Monday, May 18, 2009

Independence Days Challenge

I'm participating in Sharon's Independence Days Challenge this year. Reports are "due" on Mondays, so here's mine. We've done well this past week, probably our best so far this year.

Planted: Popcorn, soup beans, potatoes, mixed lettuces, salad burnett, and a few sunflowers both planted and transplanted. Some few of the late season potatoes I planted in buckets to test out how well they produce in containers, which will allow for easy mounding and harvest. More kale. My early kale transplants are being ravaged by slugs, which I haven't previously had much trouble with. Diatomaceous earth is now on my shopping list. Started pre-sprouting melon and squash seeds last night. All my heat loving seedlings are begging to be in the ground already, but we have overnight temperatures in the 30s F (!) predicted for the next few nights. This is when my June 1st planting date for tomatoes makes sense to me.

Harvested: Lettuce, lettuce, and more lettuce, arugula, various herbs, and volunteer greens (dandelion, fat hen, prickly lettuce, and mustard greens) for the girls. The girls have been steady with the eggs. That's about all we've got right now.

Preserved: Nothing last week. Not much yet available for preserving.

Waste reduction: I've begun "saving" tin cans for a self-watering container project. They're actually from relatives, as we just aren't eating much from cans these days. Still, they're out of the waste stream. We'll need quite a few of them. They're intended for large containers to hold fig trees and a lemon tree next year. (More on this when the project is underway.)

I'm also seeing more need to provide my worm bin with regular feedings of kitchen scraps and newspaper (we get a free weekly delivered to us whether we want it or not). I guess either they're more active as the temperature increases, or their population is growing, or both.

The girls are getting some of my failed baking projects that I salvaged in the freezer as their daily treats.

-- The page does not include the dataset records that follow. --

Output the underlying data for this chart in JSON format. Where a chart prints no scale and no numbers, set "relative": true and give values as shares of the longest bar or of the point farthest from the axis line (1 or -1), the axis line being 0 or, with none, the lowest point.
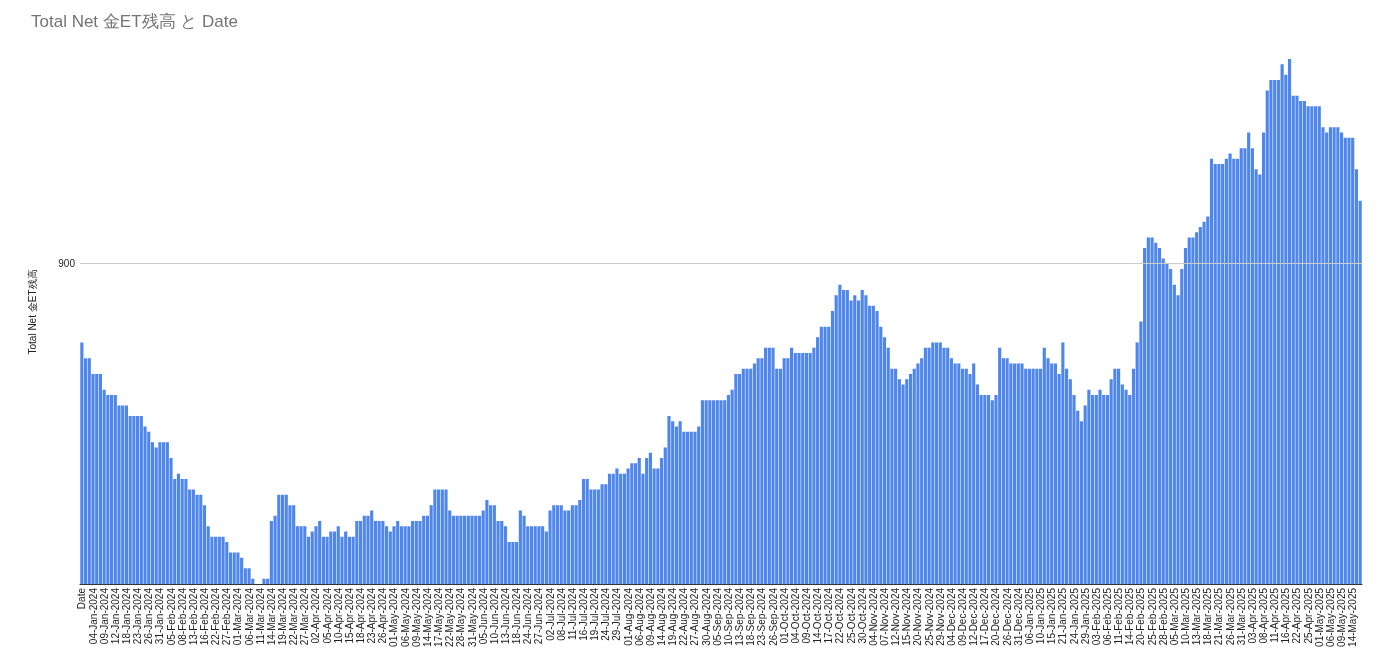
{
  "chart_data": {
    "type": "bar",
    "title": "Total Net 金ET残高 と Date",
    "ylabel": "Total Net 金ET残高",
    "relative": true,
    "color": "#4f86ec",
    "ref_lines": [
      {
        "axis": "y",
        "value": 0.61,
        "color": "#cccccc"
      }
    ],
    "annotations": [
      "900"
    ],
    "categories": [
      "Date",
      null,
      null,
      "04-Jan-2024",
      null,
      null,
      "09-Jan-2024",
      null,
      null,
      "12-Jan-2024",
      null,
      null,
      "18-Jan-2024",
      null,
      null,
      "23-Jan-2024",
      null,
      null,
      "26-Jan-2024",
      null,
      null,
      "31-Jan-2024",
      null,
      null,
      "05-Feb-2024",
      null,
      null,
      "08-Feb-2024",
      null,
      null,
      "13-Feb-2024",
      null,
      null,
      "16-Feb-2024",
      null,
      null,
      "22-Feb-2024",
      null,
      null,
      "27-Feb-2024",
      null,
      null,
      "01-Mar-2024",
      null,
      null,
      "06-Mar-2024",
      null,
      null,
      "11-Mar-2024",
      null,
      null,
      "14-Mar-2024",
      null,
      null,
      "19-Mar-2024",
      null,
      null,
      "22-Mar-2024",
      null,
      null,
      "27-Mar-2024",
      null,
      null,
      "02-Apr-2024",
      null,
      null,
      "05-Apr-2024",
      null,
      null,
      "10-Apr-2024",
      null,
      null,
      "15-Apr-2024",
      null,
      null,
      "18-Apr-2024",
      null,
      null,
      "23-Apr-2024",
      null,
      null,
      "26-Apr-2024",
      null,
      null,
      "01-May-2024",
      null,
      null,
      "06-May-2024",
      null,
      null,
      "09-May-2024",
      null,
      null,
      "14-May-2024",
      null,
      null,
      "17-May-2024",
      null,
      null,
      "22-May-2024",
      null,
      null,
      "28-May-2024",
      null,
      null,
      "31-May-2024",
      null,
      null,
      "05-Jun-2024",
      null,
      null,
      "10-Jun-2024",
      null,
      null,
      "13-Jun-2024",
      null,
      null,
      "18-Jun-2024",
      null,
      null,
      "24-Jun-2024",
      null,
      null,
      "27-Jun-2024",
      null,
      null,
      "02-Jul-2024",
      null,
      null,
      "08-Jul-2024",
      null,
      null,
      "11-Jul-2024",
      null,
      null,
      "16-Jul-2024",
      null,
      null,
      "19-Jul-2024",
      null,
      null,
      "24-Jul-2024",
      null,
      null,
      "29-Jul-2024",
      null,
      null,
      "01-Aug-2024",
      null,
      null,
      "06-Aug-2024",
      null,
      null,
      "09-Aug-2024",
      null,
      null,
      "14-Aug-2024",
      null,
      null,
      "19-Aug-2024",
      null,
      null,
      "22-Aug-2024",
      null,
      null,
      "27-Aug-2024",
      null,
      null,
      "30-Aug-2024",
      null,
      null,
      "05-Sep-2024",
      null,
      null,
      "10-Sep-2024",
      null,
      null,
      "13-Sep-2024",
      null,
      null,
      "18-Sep-2024",
      null,
      null,
      "23-Sep-2024",
      null,
      null,
      "26-Sep-2024",
      null,
      null,
      "01-Oct-2024",
      null,
      null,
      "04-Oct-2024",
      null,
      null,
      "09-Oct-2024",
      null,
      null,
      "14-Oct-2024",
      null,
      null,
      "17-Oct-2024",
      null,
      null,
      "22-Oct-2024",
      null,
      null,
      "25-Oct-2024",
      null,
      null,
      "30-Oct-2024",
      null,
      null,
      "04-Nov-2024",
      null,
      null,
      "07-Nov-2024",
      null,
      null,
      "12-Nov-2024",
      null,
      null,
      "15-Nov-2024",
      null,
      null,
      "20-Nov-2024",
      null,
      null,
      "25-Nov-2024",
      null,
      null,
      "29-Nov-2024",
      null,
      null,
      "04-Dec-2024",
      null,
      null,
      "09-Dec-2024",
      null,
      null,
      "12-Dec-2024",
      null,
      null,
      "17-Dec-2024",
      null,
      null,
      "20-Dec-2024",
      null,
      null,
      "26-Dec-2024",
      null,
      null,
      "31-Dec-2024",
      null,
      null,
      "06-Jan-2025",
      null,
      null,
      "10-Jan-2025",
      null,
      null,
      "15-Jan-2025",
      null,
      null,
      "21-Jan-2025",
      null,
      null,
      "24-Jan-2025",
      null,
      null,
      "29-Jan-2025",
      null,
      null,
      "03-Feb-2025",
      null,
      null,
      "06-Feb-2025",
      null,
      null,
      "11-Feb-2025",
      null,
      null,
      "14-Feb-2025",
      null,
      null,
      "20-Feb-2025",
      null,
      null,
      "25-Feb-2025",
      null,
      null,
      "28-Feb-2025",
      null,
      null,
      "05-Mar-2025",
      null,
      null,
      "10-Mar-2025",
      null,
      null,
      "13-Mar-2025",
      null,
      null,
      "18-Mar-2025",
      null,
      null,
      "21-Mar-2025",
      null,
      null,
      "26-Mar-2025",
      null,
      null,
      "31-Mar-2025",
      null,
      null,
      "03-Apr-2025",
      null,
      null,
      "08-Apr-2025",
      null,
      null,
      "11-Apr-2025",
      null,
      null,
      "16-Apr-2025",
      null,
      null,
      "22-Apr-2025",
      null,
      null,
      "25-Apr-2025",
      null,
      null,
      "01-May-2025",
      null,
      null,
      "06-May-2025",
      null,
      null,
      "09-May-2025",
      null,
      null,
      "14-May-2025",
      null,
      null
    ],
    "values": [
      0.46,
      0.43,
      0.43,
      0.4,
      0.4,
      0.4,
      0.37,
      0.36,
      0.36,
      0.36,
      0.34,
      0.34,
      0.34,
      0.32,
      0.32,
      0.32,
      0.32,
      0.3,
      0.29,
      0.27,
      0.26,
      0.27,
      0.27,
      0.27,
      0.24,
      0.2,
      0.21,
      0.2,
      0.2,
      0.18,
      0.18,
      0.17,
      0.17,
      0.15,
      0.11,
      0.09,
      0.09,
      0.09,
      0.09,
      0.08,
      0.06,
      0.06,
      0.06,
      0.05,
      0.03,
      0.03,
      0.01,
      null,
      null,
      0.01,
      0.01,
      0.12,
      0.13,
      0.17,
      0.17,
      0.17,
      0.15,
      0.15,
      0.11,
      0.11,
      0.11,
      0.09,
      0.1,
      0.11,
      0.12,
      0.09,
      0.09,
      0.1,
      0.1,
      0.11,
      0.09,
      0.1,
      0.09,
      0.09,
      0.12,
      0.12,
      0.13,
      0.13,
      0.14,
      0.12,
      0.12,
      0.12,
      0.11,
      0.1,
      0.11,
      0.12,
      0.11,
      0.11,
      0.11,
      0.12,
      0.12,
      0.12,
      0.13,
      0.13,
      0.15,
      0.18,
      0.18,
      0.18,
      0.18,
      0.14,
      0.13,
      0.13,
      0.13,
      0.13,
      0.13,
      0.13,
      0.13,
      0.13,
      0.14,
      0.16,
      0.15,
      0.15,
      0.12,
      0.12,
      0.11,
      0.08,
      0.08,
      0.08,
      0.14,
      0.13,
      0.11,
      0.11,
      0.11,
      0.11,
      0.11,
      0.1,
      0.14,
      0.15,
      0.15,
      0.15,
      0.14,
      0.14,
      0.15,
      0.15,
      0.16,
      0.2,
      0.2,
      0.18,
      0.18,
      0.18,
      0.19,
      0.19,
      0.21,
      0.21,
      0.22,
      0.21,
      0.21,
      0.22,
      0.23,
      0.23,
      0.24,
      0.21,
      0.24,
      0.25,
      0.22,
      0.22,
      0.24,
      0.26,
      0.32,
      0.31,
      0.3,
      0.31,
      0.29,
      0.29,
      0.29,
      0.29,
      0.3,
      0.35,
      0.35,
      0.35,
      0.35,
      0.35,
      0.35,
      0.35,
      0.36,
      0.37,
      0.4,
      0.4,
      0.41,
      0.41,
      0.41,
      0.42,
      0.43,
      0.43,
      0.45,
      0.45,
      0.45,
      0.41,
      0.41,
      0.43,
      0.43,
      0.45,
      0.44,
      0.44,
      0.44,
      0.44,
      0.44,
      0.45,
      0.47,
      0.49,
      0.49,
      0.49,
      0.52,
      0.55,
      0.57,
      0.56,
      0.56,
      0.54,
      0.55,
      0.54,
      0.56,
      0.55,
      0.53,
      0.53,
      0.52,
      0.49,
      0.47,
      0.45,
      0.41,
      0.41,
      0.39,
      0.38,
      0.39,
      0.4,
      0.41,
      0.42,
      0.43,
      0.45,
      0.45,
      0.46,
      0.46,
      0.46,
      0.45,
      0.45,
      0.43,
      0.42,
      0.42,
      0.41,
      0.41,
      0.4,
      0.42,
      0.38,
      0.36,
      0.36,
      0.36,
      0.35,
      0.36,
      0.45,
      0.43,
      0.43,
      0.42,
      0.42,
      0.42,
      0.42,
      0.41,
      0.41,
      0.41,
      0.41,
      0.41,
      0.45,
      0.43,
      0.42,
      0.42,
      0.4,
      0.46,
      0.41,
      0.39,
      0.36,
      0.33,
      0.31,
      0.34,
      0.37,
      0.36,
      0.36,
      0.37,
      0.36,
      0.36,
      0.39,
      0.41,
      0.41,
      0.38,
      0.37,
      0.36,
      0.41,
      0.46,
      0.5,
      0.64,
      0.66,
      0.66,
      0.65,
      0.64,
      0.62,
      0.61,
      0.6,
      0.57,
      0.55,
      0.6,
      0.64,
      0.66,
      0.66,
      0.67,
      0.68,
      0.69,
      0.7,
      0.81,
      0.8,
      0.8,
      0.8,
      0.81,
      0.82,
      0.81,
      0.81,
      0.83,
      0.83,
      0.86,
      0.83,
      0.79,
      0.78,
      0.86,
      0.94,
      0.96,
      0.96,
      0.96,
      0.99,
      0.97,
      1.0,
      0.93,
      0.93,
      0.92,
      0.92,
      0.91,
      0.91,
      0.91,
      0.91,
      0.87,
      0.86,
      0.87,
      0.87,
      0.87,
      0.86,
      0.85,
      0.85,
      0.85,
      0.79,
      0.73
    ]
  }
}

They don't seem to care when breads or English muffins don't rise properly. (The hazards of only baking when it's really, really cold.)

Took a large load of corrugated cardboard to the recycling center.

Build Community Food Systems: I took the first contribution from my Plant A Row project to the food bank last week on a rainy day. Three heads of lettuce and a yogurt container full of herbs. The relatives of mine who had agreed to Plant their own Rows didn't have anything ready to contribute, but we've agreed to twice-a-month delivery dates for our garden produce. I also roped in a friend of the family with a large garden to participate in our next drop off. This is the first time I've had anything to report in this category so far. But for the next few months it should be fairly regular.

Preparation and Storage: Bought some extra beans, soy sauce, baking powder, and coconut milk at the store this week. Oh! and I ordered some extra elderberry zinc lozenges for colds and sore throats. The spousal unit liked them so much he was eating them like candy. This stash is getting hidden. Froze two of the Lemon-Coconut breads I made last week. Looked for extra large canning jars this week without any luck. I should do something about preserving some of the herbs this week.

Eat the food: Made a nice pair of bean dips to use up some dried beans. Found and used a surprise bag of frozen kale from last year's garden. We're eating lettuce just as fast as we can. Used up some frozen lemon juice, fresh eggs, and a lot of unsweetened coconut flake in those lovely Lemon-Coconut breads.

All in all, it was a pretty good week.


Roxanne said...

I'm curious as to what types of soup beans you plant, as I've never heard of someone having those in their garden before.

Kate said...

Roxanne, I planted two different kinds this year. Cherokee Trail of Tears was what I planted last year. I planted those this year too, and also added the Hutterite soup bean. They're both heirloom beans and specially designated for the Ark of Taste by Slow Food International. Both are available through Seed Savers Exchange.

We're not big on green beans, but we love dried beans. I found them surprisingly easy to grow, and I love the added benefit of them adding nitrogen to my garden soils.

Anonymous said...

Yes, lettuce seems to be the order of the day over here too. But with all the flavors, varieties.... it is like a different meal depending on the handfuls that I happened to pick that day. I've never heard of the kitchen scraps/newspaper delivery before, is that a program like a CSA that you sign up for?

Kate said...

Livinginalocalzone, I can't tell whether you're pulling my leg or not, but your comment gave me a chuckle. It's just the newspaper that shows up each week. It's a free weekly paper, only a few pages thick. The kitchen scraps are what we generate ourselves. But I LOVE the concept of a "kitchen scrap" delivery or CSA. What a hoot that would be!

I know what you mean about the lettuce varieties too. We have four or five kinds right now, and I haven't even planted all the types of seed I ordered yet this year.

pelenaka said...

"This is when my June 1st planting date for tomatoes makes sense to me", True that Kate. As hard as it is not to plant those toms patience has it's just rewards.
Just wish it wasn't in July!

Kate said...

pelenaka, yes, this is much on my mind this morning as we had a frost last night. It was only supposed to get down to 35, but the grass was frosted in spots. I'm glad I covered the lettuce last night too.